Na takie mecze nikogo szczególnie nie trzeba mobilizować. Z wielu względów mecze Broni z „Czarnymi Koszulami” wzbudzają zainteresowanie. Przez wiele lat kibiców łączyła zgoda i przyjaźń, a wielu fanów do dziś utrzymuje prywatne przyjacielskie kontakty. Polonia to cały czas oficjalnie partnerski klub Broni, bo obowiązuje nas umową i współpracy. Całość zwieńcza też osoba Macieja Wesołowskiego, obecnie drugiego trenera Polonii. Przez rok pracował w naszym klubie jako dyrektor Akademii i wykonał tu kawał dobrej roboty.

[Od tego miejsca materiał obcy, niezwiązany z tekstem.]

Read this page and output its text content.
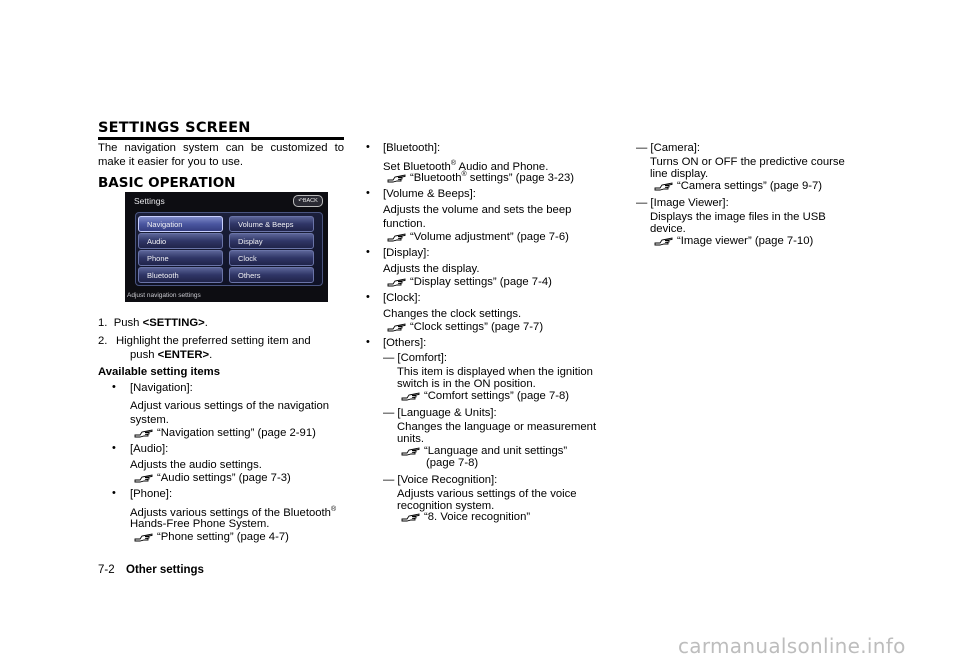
SETTINGS SCREEN
The navigation system can be customized to make it easier for you to use.
BASIC OPERATION
Settings	↶BACK
Navigation
Audio
Phone
Bluetooth
Volume & Beeps
Display
Clock
Others
Adjust navigation settings
1. Push <SETTING>.
2. Highlight the preferred setting item and
push <ENTER>.
Available setting items
• [Navigation]:
Adjust various settings of the navigation
system.
“Navigation setting” (page 2-91)
• [Audio]:
Adjusts the audio settings.
“Audio settings” (page 7-3)
• [Phone]:
Adjusts various settings of the Bluetooth®
Hands-Free Phone System.
“Phone setting” (page 4-7)
• [Bluetooth]:
Set Bluetooth® Audio and Phone.
“Bluetooth® settings” (page 3-23)
• [Volume & Beeps]:
Adjusts the volume and sets the beep
function.
“Volume adjustment” (page 7-6)
• [Display]:
Adjusts the display.
“Display settings” (page 7-4)
• [Clock]:
Changes the clock settings.
“Clock settings” (page 7-7)
• [Others]:
— [Comfort]:
This item is displayed when the ignition
switch is in the ON position.
“Comfort settings” (page 7-8)
— [Language & Units]:
Changes the language or measurement
units.
“Language and unit settings”
(page 7-8)
— [Voice Recognition]:
Adjusts various settings of the voice
recognition system.
“8. Voice recognition”
— [Camera]:
Turns ON or OFF the predictive course
line display.
“Camera settings” (page 9-7)
— [Image Viewer]:
Displays the image files in the USB
device.
“Image viewer” (page 7-10)
7-2 Other settings
carmanualsonline.info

Na murawie tych sentymentów na pewno nie będzie. Polonia przyjedzie do Radomia mocno podrażniona i zdeterminowana, bo po środowej sensacyjnej porażce z Mamrami, sytuacja robi się nie do pozazdroszczenia. Stołeczny zespół pod względem finansowym, organizacyjnym, kadrowym, przebija w lidze wszystkich. Jednak w sporcie wyznacznikiem są tabele i wyniki, a te pokazują, że Broń nie jest bez szans w tej konfrontacji. Najlepszym przykładem są Mamry Giżycko, czy Unia Skierniewice, Świt które pokonały Polonię.
Nasz zespół na Narutowicza 9 wygrałą wszystkie mecze w tym sezonie i jest to dobry omen. Z drugiej strony statystyki pokazują, że Polonia lepiej gra na wyjazdach niż u siebie. Obie drużyny zagrają bez kartkowiczów, w najmocniejszych składach. W ekipie przyjezdnych sporo ciekawych zawodników z przeszłością w wyższych ligach – Łukasz Piątek, Krystian Pieczara, Adam Pazio, Marcin Kluska, Patryk Paczuk, czy kilku innych.
Nasz zespół nie będzie faworytem spotkania, ale to Polonia ma nóż na gardle, a Bro może zagrać bez respektu, niczego nie musi się obawiać.
Zachęcamy naszych kibiców do kupowania biletów na trybunę od parku i głośnego dopingu. Na mecz wybiera się też spora grupa fanów z Warszawy.
Na facebooku na profilu RKP Broń Radom planowana jest DARMOWA transmisja wideo.
Będzie również tekstowa relacja, ograniczona do wyniku i najważniejszych faktów.